Every year, a promising artist (or two) is awarded the Umlauf Prize, and their work is displayed at the Umlauf Sculpture Garden. This year, the Umlauf is displaying not just the current prize-winning artwork, but a retrospective of several past prize-winners.

On Saturday, January 14, the sculpture garden will host an Insights artist talk with several Umlauf winners, including this year's winning artist, Elizabeth McClellan.

"This is the most ambitious production I've ever done," says Justin Sherburn of his new multimedia project The Time Machine. "It's definitely combining music and theater in a way that's new for me," he says, adding "the shows I've done in the past have been mostly music oriented with slight multimedia, [but] this is a full-on multimedia experience."

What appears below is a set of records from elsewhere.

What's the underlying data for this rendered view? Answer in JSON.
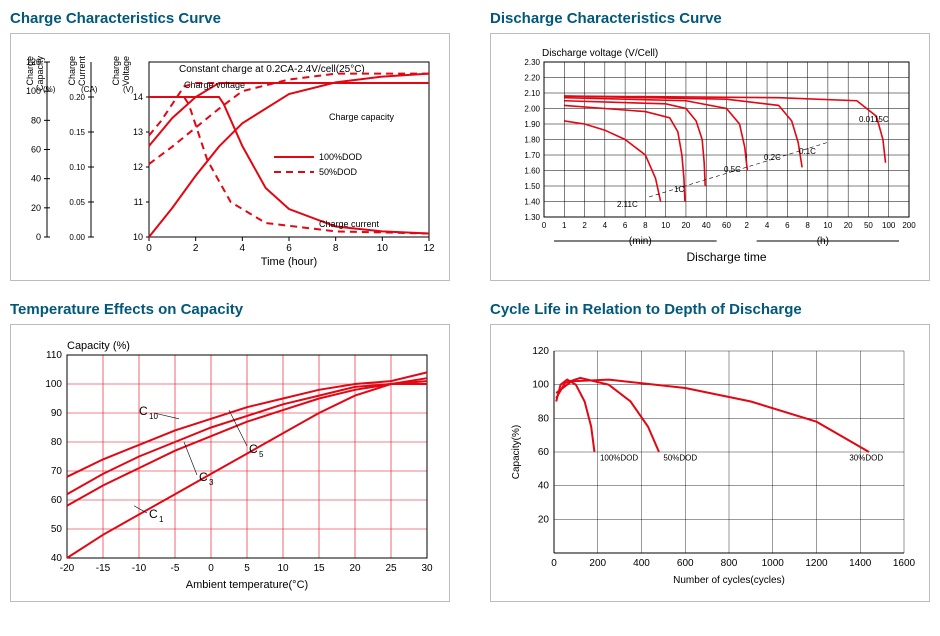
{
  "colors": {
    "title": "#00587a",
    "border": "#bcbcbc",
    "axis": "#000000",
    "grid_red": "#e30613",
    "grid_black": "#000000",
    "series_red": "#e30613",
    "text": "#000000"
  },
  "chart1": {
    "title": "Charge Characteristics Curve",
    "subtitle": "Constant charge at 0.2CA-2.4V/cell(25°C)",
    "x_label": "Time (hour)",
    "x_ticks": [
      0,
      2,
      4,
      6,
      8,
      10,
      12
    ],
    "xlim": [
      0,
      12
    ],
    "y1": {
      "label": "Charge Capacity (%)",
      "ticks": [
        0,
        20,
        40,
        60,
        80,
        100,
        120
      ],
      "lim": [
        0,
        120
      ]
    },
    "y2": {
      "label": "Charge Current (CA)",
      "ticks": [
        0,
        0.05,
        0.1,
        0.15,
        0.2
      ],
      "lim": [
        0,
        0.25
      ]
    },
    "y3": {
      "label": "Charge Voltage (V)",
      "ticks": [
        10,
        11,
        12,
        13,
        14
      ],
      "lim": [
        10,
        15
      ]
    },
    "legend": [
      {
        "label": "100%DOD",
        "dash": "none"
      },
      {
        "label": "50%DOD",
        "dash": "8 5"
      }
    ],
    "annotations": [
      "Charge voltage",
      "Charge capacity",
      "Charge current"
    ],
    "curves": {
      "voltage_100": [
        [
          0,
          12.6
        ],
        [
          0.5,
          13.0
        ],
        [
          1,
          13.4
        ],
        [
          2,
          14.0
        ],
        [
          3,
          14.4
        ],
        [
          4,
          14.4
        ],
        [
          12,
          14.4
        ]
      ],
      "voltage_50": [
        [
          0,
          12.9
        ],
        [
          0.5,
          13.3
        ],
        [
          1,
          13.8
        ],
        [
          1.5,
          14.3
        ],
        [
          2,
          14.4
        ],
        [
          12,
          14.4
        ]
      ],
      "capacity_100": [
        [
          0,
          0
        ],
        [
          1,
          20
        ],
        [
          2,
          42
        ],
        [
          3,
          62
        ],
        [
          4,
          78
        ],
        [
          6,
          98
        ],
        [
          8,
          106
        ],
        [
          10,
          110
        ],
        [
          12,
          112
        ]
      ],
      "capacity_50": [
        [
          0,
          50
        ],
        [
          1,
          62
        ],
        [
          2,
          75
        ],
        [
          3,
          88
        ],
        [
          4,
          100
        ],
        [
          6,
          108
        ],
        [
          8,
          112
        ],
        [
          12,
          112
        ]
      ],
      "current_100": [
        [
          0,
          0.2
        ],
        [
          2,
          0.2
        ],
        [
          3,
          0.2
        ],
        [
          3.2,
          0.19
        ],
        [
          4,
          0.13
        ],
        [
          5,
          0.07
        ],
        [
          6,
          0.04
        ],
        [
          8,
          0.015
        ],
        [
          10,
          0.008
        ],
        [
          12,
          0.005
        ]
      ],
      "current_50": [
        [
          0,
          0.2
        ],
        [
          1,
          0.2
        ],
        [
          1.5,
          0.2
        ],
        [
          1.7,
          0.19
        ],
        [
          2.5,
          0.11
        ],
        [
          3.5,
          0.05
        ],
        [
          5,
          0.02
        ],
        [
          8,
          0.008
        ],
        [
          12,
          0.005
        ]
      ]
    }
  },
  "chart2": {
    "title": "Discharge Characteristics Curve",
    "y_label": "Discharge voltage (V/Cell)",
    "x_label": "Discharge time",
    "x_unit_left": "(min)",
    "x_unit_right": "(h)",
    "y_ticks": [
      1.3,
      1.4,
      1.5,
      1.6,
      1.7,
      1.8,
      1.9,
      2.0,
      2.1,
      2.2,
      2.3
    ],
    "ylim": [
      1.3,
      2.3
    ],
    "x_ticks_min": [
      0,
      1,
      2,
      4,
      6,
      8,
      10,
      20,
      40,
      60
    ],
    "x_ticks_h": [
      2,
      4,
      6,
      8,
      10,
      20,
      50,
      100,
      200
    ],
    "series": [
      {
        "label": "2.11C",
        "data": [
          [
            1,
            1.92
          ],
          [
            2,
            1.9
          ],
          [
            4,
            1.86
          ],
          [
            6,
            1.8
          ],
          [
            8,
            1.7
          ],
          [
            9,
            1.55
          ],
          [
            9.5,
            1.4
          ]
        ]
      },
      {
        "label": "1C",
        "data": [
          [
            1,
            2.02
          ],
          [
            4,
            2.0
          ],
          [
            8,
            1.98
          ],
          [
            12,
            1.94
          ],
          [
            16,
            1.85
          ],
          [
            18,
            1.7
          ],
          [
            19,
            1.55
          ],
          [
            19.5,
            1.4
          ]
        ]
      },
      {
        "label": "0.5C",
        "data": [
          [
            1,
            2.05
          ],
          [
            10,
            2.03
          ],
          [
            20,
            2.0
          ],
          [
            30,
            1.92
          ],
          [
            36,
            1.8
          ],
          [
            38,
            1.65
          ],
          [
            39,
            1.5
          ]
        ]
      },
      {
        "label": "0.2C",
        "data": [
          [
            1,
            2.07
          ],
          [
            20,
            2.05
          ],
          [
            60,
            2.0
          ],
          [
            70,
            1.9
          ],
          [
            74,
            1.75
          ],
          [
            76,
            1.6
          ]
        ]
      },
      {
        "label": "0.1C",
        "data": [
          [
            1,
            2.08
          ],
          [
            60,
            2.06
          ],
          [
            100,
            2.02
          ],
          [
            110,
            1.92
          ],
          [
            115,
            1.78
          ],
          [
            118,
            1.62
          ]
        ]
      },
      {
        "label": "0.0115C",
        "data": [
          [
            1,
            2.08
          ],
          [
            100,
            2.07
          ],
          [
            160,
            2.05
          ],
          [
            175,
            1.95
          ],
          [
            180,
            1.8
          ],
          [
            182,
            1.65
          ]
        ]
      }
    ]
  },
  "chart3": {
    "title": "Temperature Effects on Capacity",
    "y_label": "Capacity (%)",
    "x_label": "Ambient temperature(°C)",
    "x_ticks": [
      -20,
      -15,
      -10,
      -5,
      0,
      5,
      10,
      15,
      20,
      25,
      30
    ],
    "xlim": [
      -20,
      30
    ],
    "y_ticks": [
      40,
      50,
      60,
      70,
      80,
      90,
      100,
      110
    ],
    "ylim": [
      40,
      110
    ],
    "series": [
      {
        "label": "C₁₀",
        "sub": "10",
        "data": [
          [
            -20,
            68
          ],
          [
            -15,
            74
          ],
          [
            -10,
            79
          ],
          [
            -5,
            84
          ],
          [
            0,
            88
          ],
          [
            5,
            92
          ],
          [
            10,
            95
          ],
          [
            15,
            98
          ],
          [
            20,
            100
          ],
          [
            25,
            101
          ],
          [
            30,
            104
          ]
        ]
      },
      {
        "label": "C₅",
        "sub": "5",
        "data": [
          [
            -20,
            62
          ],
          [
            -15,
            69
          ],
          [
            -10,
            75
          ],
          [
            -5,
            80
          ],
          [
            0,
            85
          ],
          [
            5,
            89
          ],
          [
            10,
            93
          ],
          [
            15,
            96
          ],
          [
            20,
            99
          ],
          [
            25,
            100
          ],
          [
            30,
            102
          ]
        ]
      },
      {
        "label": "C₃",
        "sub": "3",
        "data": [
          [
            -20,
            58
          ],
          [
            -15,
            65
          ],
          [
            -10,
            71
          ],
          [
            -5,
            77
          ],
          [
            0,
            82
          ],
          [
            5,
            87
          ],
          [
            10,
            91
          ],
          [
            15,
            95
          ],
          [
            20,
            98
          ],
          [
            25,
            100
          ],
          [
            30,
            101
          ]
        ]
      },
      {
        "label": "C₁",
        "sub": "1",
        "data": [
          [
            -20,
            40
          ],
          [
            -15,
            48
          ],
          [
            -10,
            55
          ],
          [
            -5,
            62
          ],
          [
            0,
            69
          ],
          [
            5,
            76
          ],
          [
            10,
            83
          ],
          [
            15,
            90
          ],
          [
            20,
            96
          ],
          [
            25,
            100
          ],
          [
            30,
            100
          ]
        ]
      }
    ]
  },
  "chart4": {
    "title": "Cycle Life in Relation to Depth of Discharge",
    "y_label": "Capacity(%)",
    "x_label": "Number of cycles(cycles)",
    "x_ticks": [
      0,
      200,
      400,
      600,
      800,
      1000,
      1200,
      1400,
      1600
    ],
    "xlim": [
      0,
      1600
    ],
    "y_ticks": [
      20,
      40,
      60,
      80,
      100,
      120
    ],
    "ylim": [
      0,
      120
    ],
    "series": [
      {
        "label": "100%DOD",
        "data": [
          [
            10,
            90
          ],
          [
            30,
            100
          ],
          [
            60,
            103
          ],
          [
            100,
            100
          ],
          [
            140,
            90
          ],
          [
            170,
            75
          ],
          [
            185,
            60
          ]
        ]
      },
      {
        "label": "50%DOD",
        "data": [
          [
            10,
            92
          ],
          [
            50,
            101
          ],
          [
            120,
            104
          ],
          [
            250,
            100
          ],
          [
            350,
            90
          ],
          [
            430,
            75
          ],
          [
            480,
            60
          ]
        ]
      },
      {
        "label": "30%DOD",
        "data": [
          [
            10,
            95
          ],
          [
            80,
            102
          ],
          [
            250,
            103
          ],
          [
            600,
            98
          ],
          [
            900,
            90
          ],
          [
            1200,
            78
          ],
          [
            1440,
            60
          ]
        ]
      }
    ]
  }
}
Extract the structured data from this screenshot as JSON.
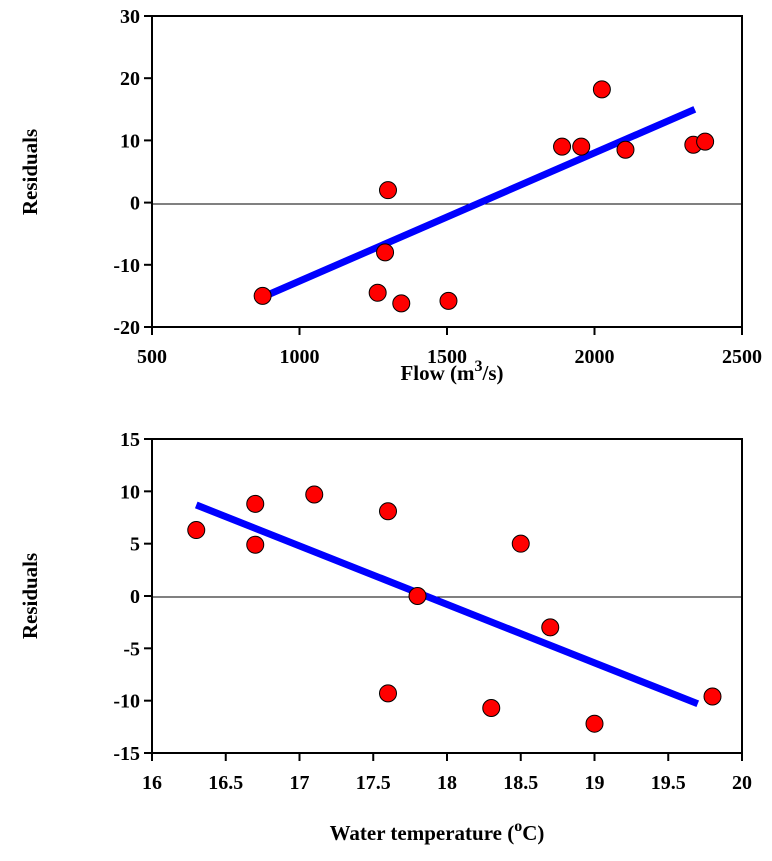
{
  "chart_data": [
    {
      "type": "scatter",
      "title": "",
      "xlabel_main": "Flow (m",
      "xlabel_sup": "3",
      "xlabel_tail": "/s)",
      "ylabel": "Residuals",
      "xlim": [
        500,
        2500
      ],
      "ylim": [
        -20,
        30
      ],
      "xticks": [
        500,
        1000,
        1500,
        2000,
        2500
      ],
      "yticks": [
        -20,
        -10,
        0,
        10,
        20,
        30
      ],
      "points": [
        {
          "x": 875,
          "y": -15
        },
        {
          "x": 1265,
          "y": -14.5
        },
        {
          "x": 1290,
          "y": -8
        },
        {
          "x": 1300,
          "y": 2
        },
        {
          "x": 1345,
          "y": -16.2
        },
        {
          "x": 1505,
          "y": -15.8
        },
        {
          "x": 1890,
          "y": 9
        },
        {
          "x": 1955,
          "y": 9
        },
        {
          "x": 2025,
          "y": 18.2
        },
        {
          "x": 2105,
          "y": 8.5
        },
        {
          "x": 2335,
          "y": 9.3
        },
        {
          "x": 2375,
          "y": 9.8
        }
      ],
      "trendline": {
        "x": [
          875,
          2340
        ],
        "y": [
          -15.2,
          15
        ]
      },
      "zero_line": true,
      "grid": false,
      "colors": {
        "points": "#ff0000",
        "trendline": "#0000ff"
      }
    },
    {
      "type": "scatter",
      "title": "",
      "xlabel_main": "Water temperature (",
      "xlabel_sup": "o",
      "xlabel_tail": "C)",
      "ylabel": "Residuals",
      "xlim": [
        16,
        20
      ],
      "ylim": [
        -15,
        15
      ],
      "xticks": [
        16,
        16.5,
        17,
        17.5,
        18,
        18.5,
        19,
        19.5,
        20
      ],
      "yticks": [
        -15,
        -10,
        -5,
        0,
        5,
        10,
        15
      ],
      "points": [
        {
          "x": 16.3,
          "y": 6.3
        },
        {
          "x": 16.7,
          "y": 8.8
        },
        {
          "x": 16.7,
          "y": 4.9
        },
        {
          "x": 17.1,
          "y": 9.7
        },
        {
          "x": 17.6,
          "y": 8.1
        },
        {
          "x": 17.6,
          "y": -9.3
        },
        {
          "x": 17.8,
          "y": 0
        },
        {
          "x": 18.3,
          "y": -10.7
        },
        {
          "x": 18.5,
          "y": 5
        },
        {
          "x": 18.7,
          "y": -3
        },
        {
          "x": 19.0,
          "y": -12.2
        },
        {
          "x": 19.8,
          "y": -9.6
        }
      ],
      "trendline": {
        "x": [
          16.3,
          19.7
        ],
        "y": [
          8.7,
          -10.3
        ]
      },
      "zero_line": true,
      "grid": false,
      "colors": {
        "points": "#ff0000",
        "trendline": "#0000ff"
      }
    }
  ]
}
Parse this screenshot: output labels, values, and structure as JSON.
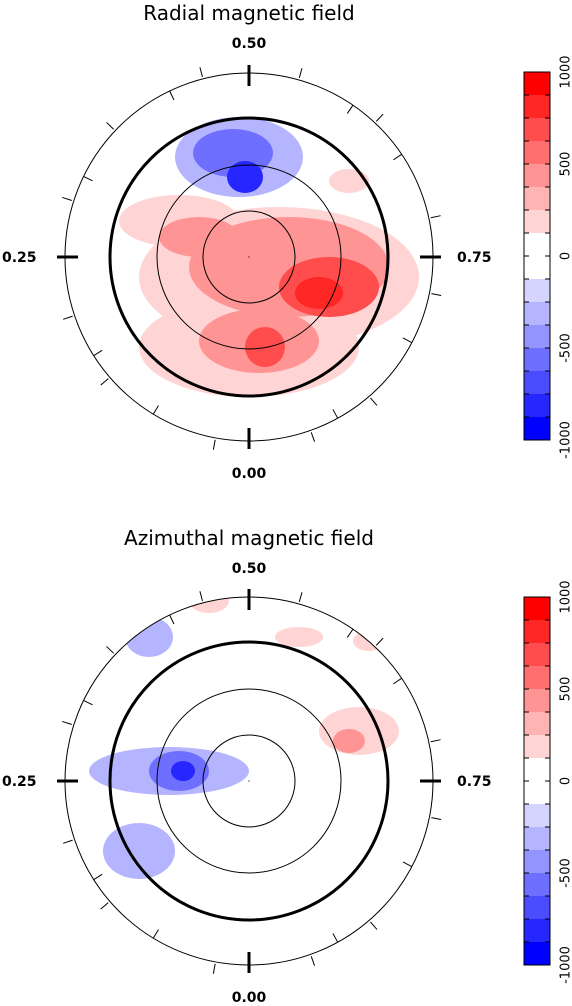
{
  "chart_data": [
    {
      "type": "polar-contour-map",
      "title": "Radial magnetic field",
      "phase_labels": {
        "top": "0.50",
        "left": "0.25",
        "right": "0.75",
        "bottom": "0.00"
      },
      "colorbar": {
        "range": [
          -1000,
          1000
        ],
        "ticks": [
          {
            "value": 1000,
            "label": "1000"
          },
          {
            "value": 500,
            "label": "500"
          },
          {
            "value": 0,
            "label": "0"
          },
          {
            "value": -500,
            "label": "-500"
          },
          {
            "value": -1000,
            "label": "-1000"
          }
        ],
        "levels": [
          {
            "value": 1000,
            "color": "#ff0000"
          },
          {
            "value": 875,
            "color": "#ff2626"
          },
          {
            "value": 750,
            "color": "#ff4c4c"
          },
          {
            "value": 625,
            "color": "#ff6f6f"
          },
          {
            "value": 500,
            "color": "#ff9494"
          },
          {
            "value": 375,
            "color": "#ffb4b4"
          },
          {
            "value": 250,
            "color": "#ffd4d4"
          },
          {
            "value": 125,
            "color": "#ffffff"
          },
          {
            "value": 0,
            "color": "#ffffff"
          },
          {
            "value": -125,
            "color": "#d4d4ff"
          },
          {
            "value": -250,
            "color": "#b4b4ff"
          },
          {
            "value": -375,
            "color": "#9494ff"
          },
          {
            "value": -500,
            "color": "#6f6fff"
          },
          {
            "value": -625,
            "color": "#4c4cff"
          },
          {
            "value": -750,
            "color": "#2626ff"
          },
          {
            "value": -875,
            "color": "#0000ff"
          }
        ]
      },
      "blobs": [
        {
          "cx": -0.05,
          "cy": 0.5,
          "rx": 0.32,
          "ry": 0.2,
          "value": -250
        },
        {
          "cx": -0.08,
          "cy": 0.52,
          "rx": 0.2,
          "ry": 0.12,
          "value": -500
        },
        {
          "cx": -0.02,
          "cy": 0.4,
          "rx": 0.09,
          "ry": 0.08,
          "value": -750
        },
        {
          "cx": -0.35,
          "cy": 0.18,
          "rx": 0.3,
          "ry": 0.13,
          "value": 250
        },
        {
          "cx": -0.25,
          "cy": 0.1,
          "rx": 0.2,
          "ry": 0.1,
          "value": 500
        },
        {
          "cx": 0.15,
          "cy": -0.1,
          "rx": 0.7,
          "ry": 0.35,
          "value": 250
        },
        {
          "cx": 0.2,
          "cy": -0.05,
          "rx": 0.5,
          "ry": 0.25,
          "value": 500
        },
        {
          "cx": 0.4,
          "cy": -0.15,
          "rx": 0.25,
          "ry": 0.15,
          "value": 750
        },
        {
          "cx": 0.35,
          "cy": -0.18,
          "rx": 0.12,
          "ry": 0.08,
          "value": 875
        },
        {
          "cx": 0.0,
          "cy": -0.45,
          "rx": 0.55,
          "ry": 0.25,
          "value": 250
        },
        {
          "cx": 0.05,
          "cy": -0.42,
          "rx": 0.3,
          "ry": 0.16,
          "value": 500
        },
        {
          "cx": 0.08,
          "cy": -0.45,
          "rx": 0.1,
          "ry": 0.1,
          "value": 750
        },
        {
          "cx": 0.5,
          "cy": 0.38,
          "rx": 0.1,
          "ry": 0.06,
          "value": 250
        }
      ]
    },
    {
      "type": "polar-contour-map",
      "title": "Azimuthal magnetic field",
      "phase_labels": {
        "top": "0.50",
        "left": "0.25",
        "right": "0.75",
        "bottom": "0.00"
      },
      "colorbar": {
        "range": [
          -1000,
          1000
        ],
        "ticks": [
          {
            "value": 1000,
            "label": "1000"
          },
          {
            "value": 500,
            "label": "500"
          },
          {
            "value": 0,
            "label": "0"
          },
          {
            "value": -500,
            "label": "-500"
          },
          {
            "value": -1000,
            "label": "-1000"
          }
        ],
        "levels": [
          {
            "value": 1000,
            "color": "#ff0000"
          },
          {
            "value": 875,
            "color": "#ff2626"
          },
          {
            "value": 750,
            "color": "#ff4c4c"
          },
          {
            "value": 625,
            "color": "#ff6f6f"
          },
          {
            "value": 500,
            "color": "#ff9494"
          },
          {
            "value": 375,
            "color": "#ffb4b4"
          },
          {
            "value": 250,
            "color": "#ffd4d4"
          },
          {
            "value": 125,
            "color": "#ffffff"
          },
          {
            "value": 0,
            "color": "#ffffff"
          },
          {
            "value": -125,
            "color": "#d4d4ff"
          },
          {
            "value": -250,
            "color": "#b4b4ff"
          },
          {
            "value": -375,
            "color": "#9494ff"
          },
          {
            "value": -500,
            "color": "#6f6fff"
          },
          {
            "value": -625,
            "color": "#4c4cff"
          },
          {
            "value": -750,
            "color": "#2626ff"
          },
          {
            "value": -875,
            "color": "#0000ff"
          }
        ]
      },
      "blobs": [
        {
          "cx": -0.5,
          "cy": 0.72,
          "rx": 0.12,
          "ry": 0.1,
          "value": -250
        },
        {
          "cx": -0.4,
          "cy": 0.05,
          "rx": 0.4,
          "ry": 0.12,
          "value": -250
        },
        {
          "cx": -0.35,
          "cy": 0.05,
          "rx": 0.15,
          "ry": 0.1,
          "value": -500
        },
        {
          "cx": -0.33,
          "cy": 0.05,
          "rx": 0.06,
          "ry": 0.05,
          "value": -750
        },
        {
          "cx": -0.55,
          "cy": -0.35,
          "rx": 0.18,
          "ry": 0.14,
          "value": -250
        },
        {
          "cx": -0.2,
          "cy": 0.9,
          "rx": 0.1,
          "ry": 0.06,
          "value": 250
        },
        {
          "cx": 0.25,
          "cy": 0.72,
          "rx": 0.12,
          "ry": 0.05,
          "value": 250
        },
        {
          "cx": 0.6,
          "cy": 0.7,
          "rx": 0.08,
          "ry": 0.05,
          "value": 250
        },
        {
          "cx": 0.55,
          "cy": 0.25,
          "rx": 0.2,
          "ry": 0.12,
          "value": 250
        },
        {
          "cx": 0.5,
          "cy": 0.2,
          "rx": 0.08,
          "ry": 0.06,
          "value": 500
        }
      ]
    }
  ]
}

The show grew out of Sherburn's longstanding fascination with synthesizers. "I just always thought it'd be fun to... basically use a time machine as a theme to explore sythesizers.

In the sci-fi themed show, Sherburn and his band will journey through the 20th century, starting in Austin and moving through the decades and across the planet. Visual designer Stephen Fishman will manipulate an animation sequence live during the show, projecting images onto and around the band. "It makes it look like the band is actually immersed in this machine," Fishman says.

Hir, a dark comedy by multi-award winning playwright Taylor Mac, debuted only a year ago in New York to much acclaim. This January, Capital T Theatre is bringing the play to Austin for the first time.

The play is, in broad terms, an installment in the long pantheon of American family dramas; the four person cast includes a father, a mother, and their two children, and much of the drama revolves around their dysfunctional relationships. 

But Hir is definitely a modern take on that long-lived dramatic genre. It's more of a black comedy than a straight drama, and its characters include a father who's barely able to communicate (in a very literal sense, due to a recent stroke) and who dresses like a clown, a mother who is struggling to assert her dominance after years of oppression, a son who's returning from war while also recovering from drug addiction and a daughter who is transitioning from female to male.